2018年のワールドカップ予選でまさかの敗退となったアメリカ代表。
そんななか、「国内リーグのMLSに昇格・降格制度を導入することで、アメリカサッカーのポテンシャルが解き放たれる可能性がある」と唱える人物がいる。
それは、イタリア人のリッカルド・シルヴァ氏。
彼はNASL(実質的な北米2部リーグ)で優勝したマイアミFCで、パオロ・マルディーニとともに共同オーナーを務める人物だ。そして、巨大スポーツエージェンシーの『MP & Silva』社の共同設立者でもある。
『MP & Silva』社といえば、MLSに昇降格の導入を求める代わりに現在の4倍にもなる超破格の契約料を提示したものの固辞された企業だ。
いわば2部クラブのオーナーでもあるシルヴァ氏がその立場上、昇降格の導入を唱えるのは当然のこと。
では、その理由とはいかなるものなのだろうか。『ESPN』が伝えたインタビューの一部を抜粋してみる。
リッカルド・シルヴァ
「オープンなシステムが(アメリカサッカーの)可能性を解き放ちうると我々は信じている。
最も成功しているサッカーリーグというのは、競争に基づいている。
おそらくそれがUSAサッカーに欠けているものだ。
チームにはクオリティ(のある選手?)に投資しようというモチベーションがない。なぜなら、3部から2部、2部から1部へ上がれないからだ。
クオリティの上昇はボトムアップ(≒底上げ)によって成し遂げられると、我々は信じている。
チームがクオリティに投資することでね。今はそういうことが本当に起きていないと感じている」
「(なぜ契約に昇降格が必要だったのか?)
我々はサッカーの仕組みを分かっているし、よりファンはエキサイトし、クオリティも向上するだろうと信じている。時間とともにね。
USAが世界のトップ5~10に入るべきではないという理由などない。
彼らがコスタリカやホンジュラス相手に苦戦する姿を見るのは残念だ。

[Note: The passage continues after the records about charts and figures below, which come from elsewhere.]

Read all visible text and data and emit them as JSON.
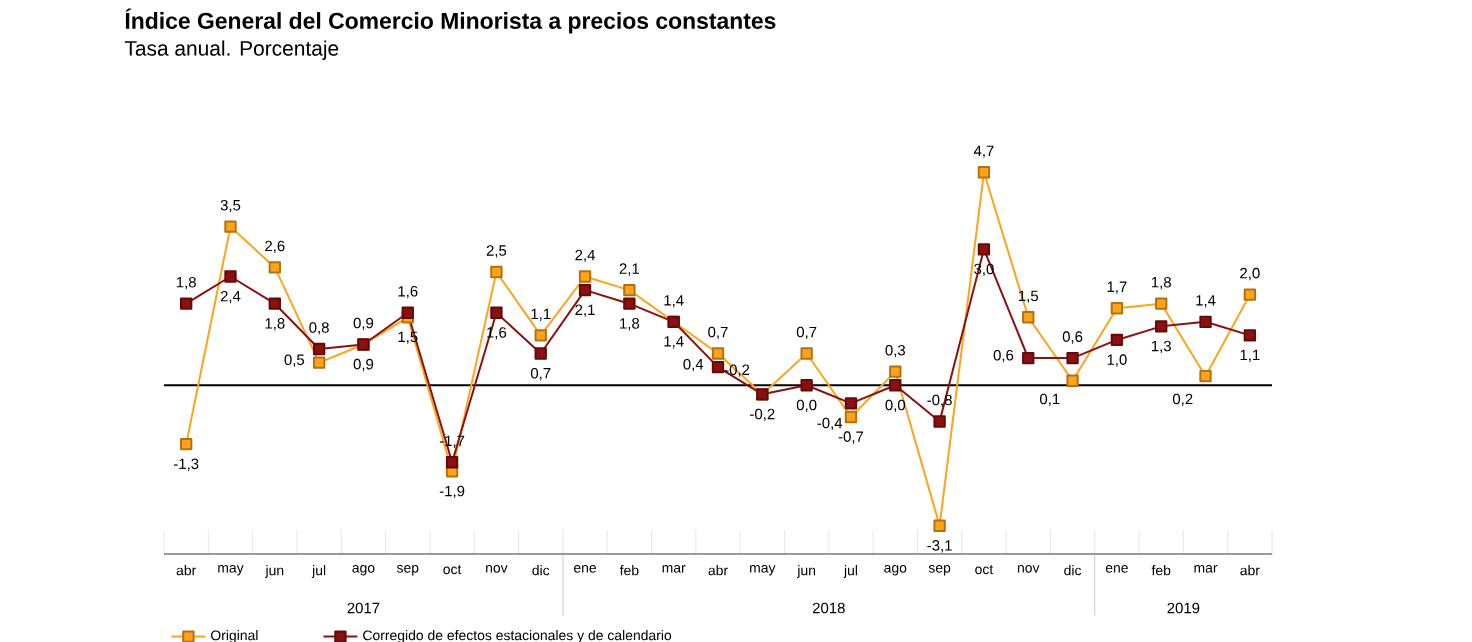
{
  "chart_data": {
    "type": "line",
    "title": "Índice General del Comercio Minorista a precios constantes",
    "subtitle": "Tasa anual. Porcentaje",
    "x": [
      "2017-04",
      "2017-05",
      "2017-06",
      "2017-07",
      "2017-08",
      "2017-09",
      "2017-10",
      "2017-11",
      "2017-12",
      "2018-01",
      "2018-02",
      "2018-03",
      "2018-04",
      "2018-05",
      "2018-06",
      "2018-07",
      "2018-08",
      "2018-09",
      "2018-10",
      "2018-11",
      "2018-12",
      "2019-01",
      "2019-02",
      "2019-03",
      "2019-04"
    ],
    "xlim": [
      "2017-03-16",
      "2019-04-16"
    ],
    "xticks": [
      {
        "value": "2017-04",
        "label": "abr"
      },
      {
        "value": "2017-05",
        "label": "may"
      },
      {
        "value": "2017-06",
        "label": "jun"
      },
      {
        "value": "2017-07",
        "label": "jul"
      },
      {
        "value": "2017-08",
        "label": "ago"
      },
      {
        "value": "2017-09",
        "label": "sep"
      },
      {
        "value": "2017-10",
        "label": "oct"
      },
      {
        "value": "2017-11",
        "label": "nov"
      },
      {
        "value": "2017-12",
        "label": "dic"
      },
      {
        "value": "2018-01",
        "label": "ene"
      },
      {
        "value": "2018-02",
        "label": "feb"
      },
      {
        "value": "2018-03",
        "label": "mar"
      },
      {
        "value": "2018-04",
        "label": "abr"
      },
      {
        "value": "2018-05",
        "label": "may"
      },
      {
        "value": "2018-06",
        "label": "jun"
      },
      {
        "value": "2018-07",
        "label": "jul"
      },
      {
        "value": "2018-08",
        "label": "ago"
      },
      {
        "value": "2018-09",
        "label": "sep"
      },
      {
        "value": "2018-10",
        "label": "oct"
      },
      {
        "value": "2018-11",
        "label": "nov"
      },
      {
        "value": "2018-12",
        "label": "dic"
      },
      {
        "value": "2019-01",
        "label": "ene"
      },
      {
        "value": "2019-02",
        "label": "feb"
      },
      {
        "value": "2019-03",
        "label": "mar"
      },
      {
        "value": "2019-04",
        "label": "abr"
      }
    ],
    "series": [
      {
        "name": "Original",
        "color": "#ffa31a",
        "values": [
          -1.3,
          3.5,
          2.6,
          0.5,
          0.9,
          1.5,
          -1.9,
          2.5,
          1.1,
          2.4,
          2.1,
          1.4,
          0.7,
          -0.2,
          0.7,
          -0.7,
          0.3,
          -3.1,
          4.7,
          1.5,
          0.1,
          1.7,
          1.8,
          0.2,
          2.0
        ],
        "value_labels": [
          "-1,3",
          "3,5",
          "2,6",
          "0,5",
          "0,9",
          "1,5",
          "-1,9",
          "2,5",
          "1,1",
          "2,4",
          "2,1",
          "1,4",
          "0,7",
          "-0,2",
          "0,7",
          "-0,7",
          "0,3",
          "-3,1",
          "4,7",
          "1,5",
          "0,1",
          "1,7",
          "1,8",
          "0,2",
          "2,0"
        ]
      },
      {
        "name": "Corregido de efectos estacionales y de calendario",
        "color": "#8b1010",
        "values": [
          1.8,
          2.4,
          1.8,
          0.8,
          0.9,
          1.6,
          -1.7,
          1.6,
          0.7,
          2.1,
          1.8,
          1.4,
          0.4,
          -0.2,
          0.0,
          -0.4,
          0.0,
          -0.8,
          3.0,
          0.6,
          0.6,
          1.0,
          1.3,
          1.4,
          1.1
        ],
        "value_labels": [
          "1,8",
          "2,4",
          "1,8",
          "0,8",
          "0,9",
          "1,6",
          "-1,7",
          "1,6",
          "0,7",
          "2,1",
          "1,8",
          "1,4",
          "0,4",
          "-0,2",
          "0,0",
          "-0,4",
          "0,0",
          "-0,8",
          "3,0",
          "0,6",
          "0,6",
          "1,0",
          "1,3",
          "1,4",
          "1,1"
        ]
      }
    ],
    "annotations": [
      "2017",
      "2018",
      "2019"
    ],
    "marker": "square",
    "legend": "bottom left"
  }
}
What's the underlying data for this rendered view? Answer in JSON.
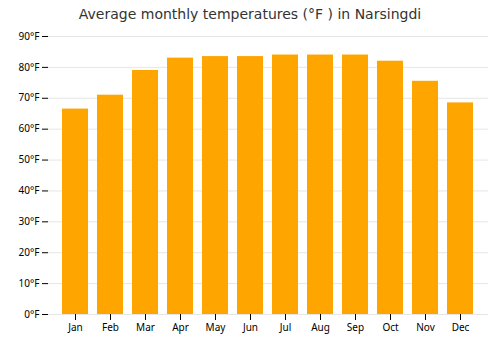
{
  "chart_data": {
    "type": "bar",
    "title": "Average monthly temperatures (°F ) in Narsingdi",
    "categories": [
      "Jan",
      "Feb",
      "Mar",
      "Apr",
      "May",
      "Jun",
      "Jul",
      "Aug",
      "Sep",
      "Oct",
      "Nov",
      "Dec"
    ],
    "values": [
      66.5,
      71.0,
      79.0,
      83.0,
      83.5,
      83.5,
      84.0,
      84.0,
      84.0,
      82.0,
      75.5,
      68.5
    ],
    "color": "#FFA500",
    "ylim": [
      0,
      90
    ],
    "yticks": [
      {
        "value": 0,
        "label": "0°F"
      },
      {
        "value": 10,
        "label": "10°F"
      },
      {
        "value": 20,
        "label": "20°F"
      },
      {
        "value": 30,
        "label": "30°F"
      },
      {
        "value": 40,
        "label": "40°F"
      },
      {
        "value": 50,
        "label": "50°F"
      },
      {
        "value": 60,
        "label": "60°F"
      },
      {
        "value": 70,
        "label": "70°F"
      },
      {
        "value": 80,
        "label": "80°F"
      },
      {
        "value": 90,
        "label": "90°F"
      }
    ],
    "grid": true
  }
}
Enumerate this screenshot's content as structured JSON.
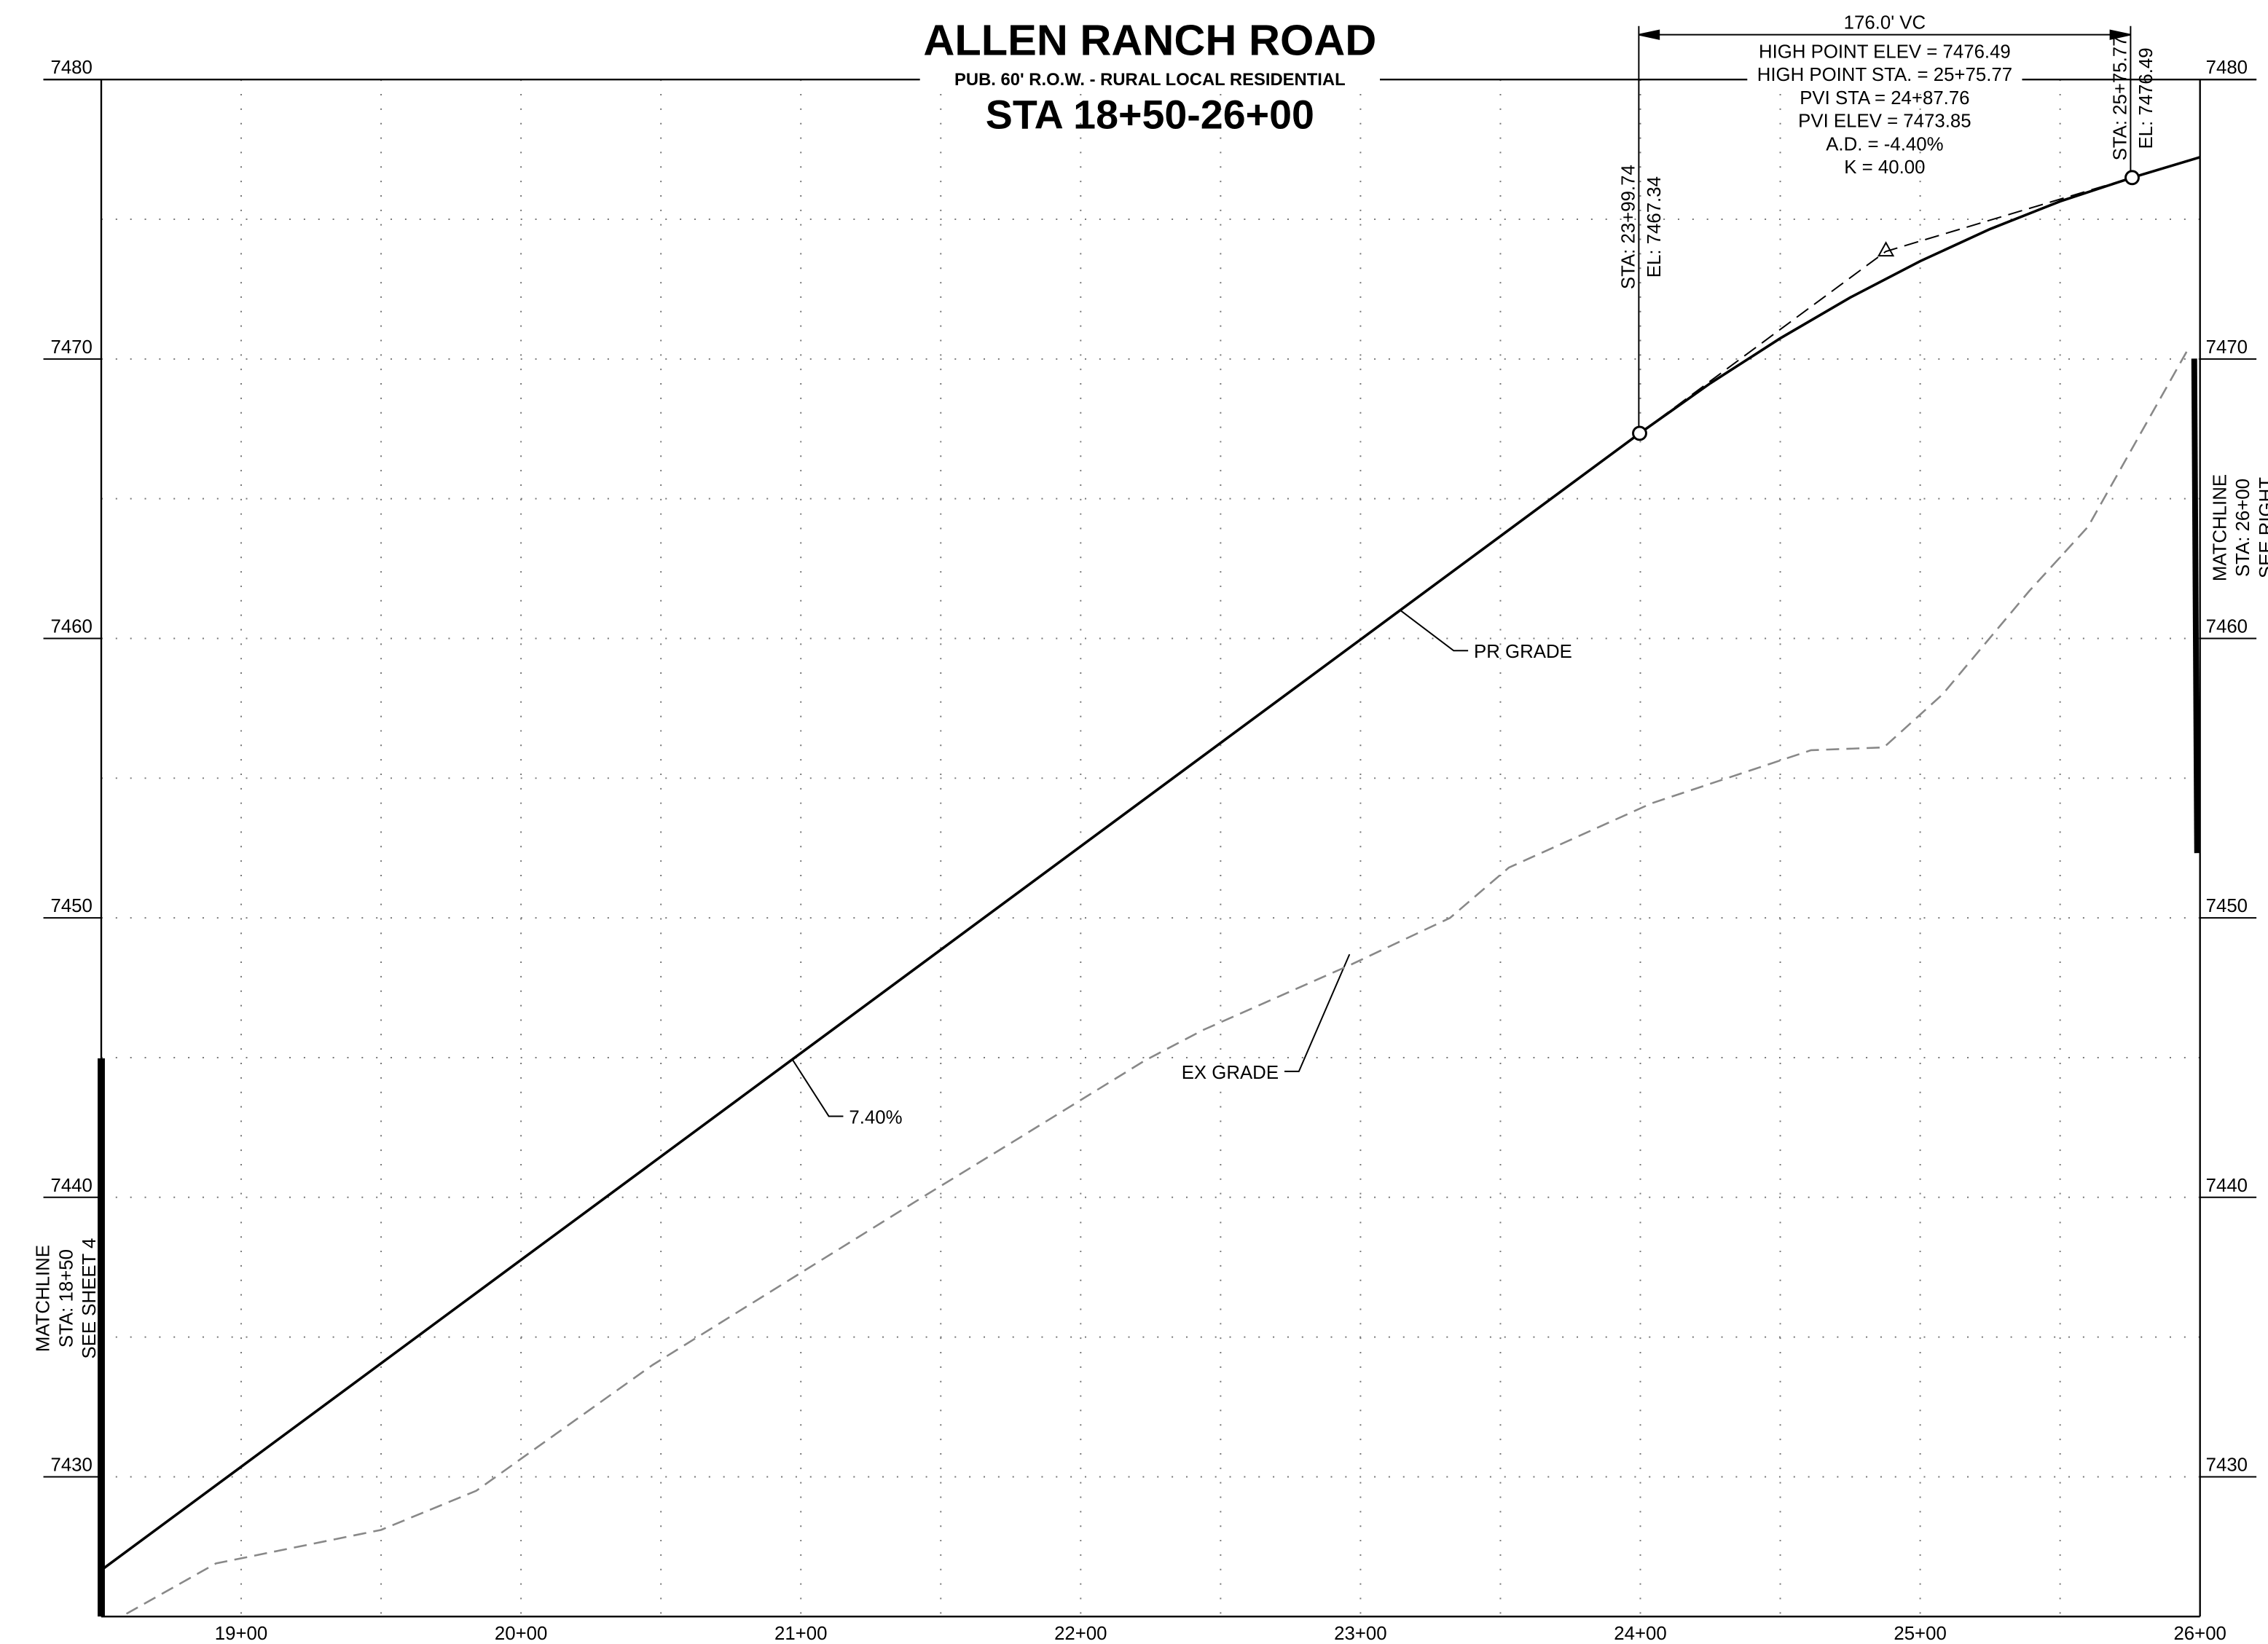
{
  "chart_data": {
    "type": "line",
    "title": "ALLEN RANCH ROAD",
    "subtitle": "PUB. 60' R.O.W. - RURAL LOCAL RESIDENTIAL",
    "station_range": "STA 18+50-26+00",
    "xlim": [
      1850,
      2600
    ],
    "xticks": [
      {
        "value": 1900,
        "label": "19+00"
      },
      {
        "value": 2000,
        "label": "20+00"
      },
      {
        "value": 2100,
        "label": "21+00"
      },
      {
        "value": 2200,
        "label": "22+00"
      },
      {
        "value": 2300,
        "label": "23+00"
      },
      {
        "value": 2400,
        "label": "24+00"
      },
      {
        "value": 2500,
        "label": "25+00"
      },
      {
        "value": 2600,
        "label": "26+00"
      }
    ],
    "ylim": [
      7425,
      7480
    ],
    "yticks": [
      7430,
      7440,
      7450,
      7460,
      7470,
      7480
    ],
    "grid": true,
    "series": [
      {
        "name": "PR GRADE",
        "color": "#000000",
        "x": [
          1850,
          1900,
          2000,
          2100,
          2200,
          2300,
          2399.74,
          2425,
          2450,
          2475,
          2500,
          2525,
          2550,
          2575.74,
          2600
        ],
        "values": [
          7426.66,
          7430.36,
          7437.76,
          7445.16,
          7452.56,
          7459.96,
          7467.34,
          7469.13,
          7470.74,
          7472.2,
          7473.5,
          7474.65,
          7475.64,
          7476.49,
          7477.22
        ]
      },
      {
        "name": "EX GRADE",
        "color": "#888888",
        "dashed": true,
        "x": [
          1859,
          1891,
          1950,
          1984,
          2047,
          2145,
          2176,
          2223,
          2244,
          2296,
          2332,
          2353,
          2404,
          2461,
          2487,
          2508,
          2539,
          2560,
          2596
        ],
        "values": [
          7425.1,
          7426.9,
          7428.1,
          7429.5,
          7434.0,
          7440.1,
          7442.0,
          7444.9,
          7446.0,
          7448.3,
          7450.0,
          7451.8,
          7454.1,
          7456.0,
          7456.1,
          7458.0,
          7461.7,
          7464.0,
          7470.4
        ]
      }
    ],
    "tangent": {
      "color": "#000000",
      "x": [
        2399.74,
        2487.76,
        2575.74
      ],
      "values": [
        7467.34,
        7473.85,
        7476.49
      ]
    },
    "annotations": {
      "grade": "7.40%",
      "vc_length": "176.0' VC",
      "vc_info": [
        "HIGH POINT ELEV = 7476.49",
        "HIGH POINT STA. = 25+75.77",
        "PVI STA = 24+87.76",
        "PVI ELEV = 7473.85",
        "A.D. = -4.40%",
        "K = 40.00"
      ],
      "pvc_station": "STA: 23+99.74",
      "pvc_elev": "EL: 7467.34",
      "hp_station": "STA: 25+75.77",
      "hp_elev": "EL: 7476.49",
      "matchline_left": [
        "MATCHLINE",
        "STA: 18+50",
        "SEE SHEET 4"
      ],
      "matchline_right": [
        "MATCHLINE",
        "STA: 26+00",
        "SEE RIGHT"
      ]
    }
  }
}
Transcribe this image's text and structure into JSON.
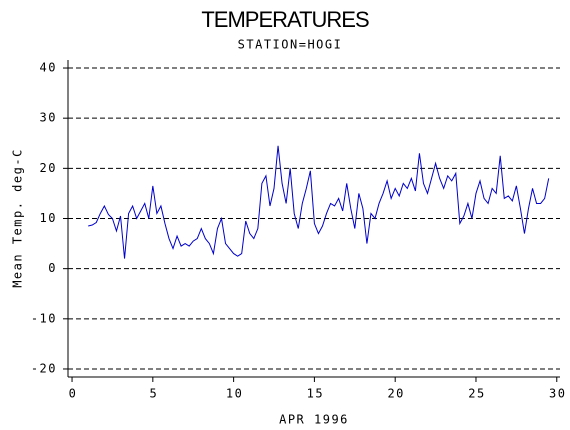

ドイツやフランス、スペインといった国と競い合うトップレベルになるためのもの全てを持っているのにね」
「(ポテンシャルを開花できていない)理由のひとつが、オープンなシステムが欠けていることだと我々は考えている。
アメリカの3部リーグがドイツやフランス、スペインの3部と、同じように2部も1部もそれらの国々の2部1部と争えるようになって、初めてアメリカサッカーは戦えるようになるだろう。
そして自然の結果として、アメリカ代表もそれらの代表国(フランスら)に匹敵するレベルになるはずだ。
いきなり屋根から家を建てることはできないのだよ。土台から作っていかなければならない。
そして、そのやり方は競争させ昇格もあるかもしれないと下部にいる子達にモチベーションを作り出すことだ。
それは競争だ。もしシステムが非競争的だったなら、質を上げることはできない。
アメリカサッカーは、マーケティング、施設面、そして今やファンの関心という点においても最高レベルにある。
欠けているのは、質だ。
今、アメリカのFIFAランキングは28位だ(10月の発表で27位に浮上)。だが、MLSが始まった1996年には18位だったんだよ!
クローズドなシステムはフットボール(アメフト)、バスケ、野球ではうまく機能すると理解している。だが、これらのスポーツにおいてアメリカは、すでに最高レベルにある。
一方で、サッカーは28位だ。最高レベルにはない」
なお、直近のアメリカ代表23人のうち、16人がMLSでプレーしている。